Experiments are constructed like scientific experiments with hypotheses, variables, and conclusions. The simplest way to conduct an experiment when it comes to market research is with A/B testing. Different versions of a product can be shown to an audience in order to see which option connects best with the users. Results can identify the best way to proceed in developing the idea, whether it’s with regard to a logo design, webpage layout, packaging style, or more.

 

A few disadvantages of conducting experiments include the amount of time it takes to set up an experiment with the right variables, as well as the complexity of the experiment. Depending on how it’s run, results may also be difficult to assess.

 

Alternatives to Traditional Research

 

With the Internet providing entrepreneurs with global access to consumers, there are a few useful alternatives to traditional market research that have been developed and are being used by businesses, big and small. These online options make the seemingly daunting task of conducting market research simpler and quicker.

 

CrowdPicker – an online market testing tool. CrowdPicker allows users to launch single-question polls to gauge global public opinion on a wide range of things, from logo designs, company names, taglines, packaging layouts, and more.
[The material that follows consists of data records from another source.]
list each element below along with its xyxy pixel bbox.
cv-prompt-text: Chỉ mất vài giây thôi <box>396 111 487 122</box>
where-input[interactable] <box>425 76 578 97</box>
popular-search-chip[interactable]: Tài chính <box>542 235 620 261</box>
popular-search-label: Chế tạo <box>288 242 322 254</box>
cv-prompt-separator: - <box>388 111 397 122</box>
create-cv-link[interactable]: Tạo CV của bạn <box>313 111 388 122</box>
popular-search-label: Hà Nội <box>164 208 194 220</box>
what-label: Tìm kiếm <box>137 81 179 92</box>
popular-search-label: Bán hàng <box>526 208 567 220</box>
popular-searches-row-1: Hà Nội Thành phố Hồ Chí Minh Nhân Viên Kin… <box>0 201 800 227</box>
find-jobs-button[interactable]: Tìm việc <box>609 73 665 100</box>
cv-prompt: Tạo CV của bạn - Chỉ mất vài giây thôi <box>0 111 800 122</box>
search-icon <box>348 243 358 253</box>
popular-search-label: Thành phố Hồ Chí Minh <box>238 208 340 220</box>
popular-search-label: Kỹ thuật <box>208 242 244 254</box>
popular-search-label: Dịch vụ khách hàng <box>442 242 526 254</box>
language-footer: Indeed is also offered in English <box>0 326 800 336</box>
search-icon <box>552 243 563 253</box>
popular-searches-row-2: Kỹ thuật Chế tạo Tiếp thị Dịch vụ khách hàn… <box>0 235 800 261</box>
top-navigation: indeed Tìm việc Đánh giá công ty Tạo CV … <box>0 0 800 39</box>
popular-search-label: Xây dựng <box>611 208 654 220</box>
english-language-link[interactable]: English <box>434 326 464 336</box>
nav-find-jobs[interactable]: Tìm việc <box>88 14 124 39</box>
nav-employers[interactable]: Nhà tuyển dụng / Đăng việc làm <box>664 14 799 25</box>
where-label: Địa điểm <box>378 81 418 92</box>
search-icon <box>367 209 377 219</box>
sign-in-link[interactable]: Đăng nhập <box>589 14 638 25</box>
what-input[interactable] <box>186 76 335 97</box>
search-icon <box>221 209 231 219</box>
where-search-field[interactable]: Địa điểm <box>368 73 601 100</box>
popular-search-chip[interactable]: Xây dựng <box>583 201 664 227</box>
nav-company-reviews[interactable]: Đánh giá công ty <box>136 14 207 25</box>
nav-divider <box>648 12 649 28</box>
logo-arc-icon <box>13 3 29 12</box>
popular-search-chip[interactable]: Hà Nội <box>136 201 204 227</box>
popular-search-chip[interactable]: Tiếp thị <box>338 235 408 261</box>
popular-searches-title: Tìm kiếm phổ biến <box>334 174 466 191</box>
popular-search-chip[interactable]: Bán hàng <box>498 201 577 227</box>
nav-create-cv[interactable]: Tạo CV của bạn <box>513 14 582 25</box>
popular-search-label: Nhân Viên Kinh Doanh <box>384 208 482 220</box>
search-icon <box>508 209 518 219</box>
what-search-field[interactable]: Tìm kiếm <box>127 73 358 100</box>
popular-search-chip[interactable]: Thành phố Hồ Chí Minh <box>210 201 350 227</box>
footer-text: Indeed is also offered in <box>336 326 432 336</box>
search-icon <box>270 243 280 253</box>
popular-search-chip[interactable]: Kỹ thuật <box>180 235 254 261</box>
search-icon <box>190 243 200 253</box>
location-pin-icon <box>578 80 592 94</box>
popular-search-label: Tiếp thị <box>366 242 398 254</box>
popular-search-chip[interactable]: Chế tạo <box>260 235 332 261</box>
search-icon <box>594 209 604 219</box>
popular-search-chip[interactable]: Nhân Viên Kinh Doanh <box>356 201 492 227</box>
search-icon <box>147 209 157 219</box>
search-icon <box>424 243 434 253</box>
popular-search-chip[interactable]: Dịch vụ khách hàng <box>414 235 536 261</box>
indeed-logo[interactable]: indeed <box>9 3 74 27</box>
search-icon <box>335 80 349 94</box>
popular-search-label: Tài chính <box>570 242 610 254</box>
Crowd sizes are flexible, making this tool affordable for any budget.

 

Ask Your Target Market – an online survey builder. AYTM has its own consumer panel with demographic and psychographic filter options to help users target their specific audience. Surveys can be created and launched to internal lists for free, or users can pay to make use of the AYTM panel. Users can also choose to have the AYTM expert team to launch a study for them.

 

Survata – another online survey building tool. Survata uses a network of online publishers to launch user surveys to consumers in exchange for access to premium content. Users can choose to reach the general U.S. population, or specify a certain demographic, with prices varying depending on the specifications.

 

Each of these services varies in cost and audience reach.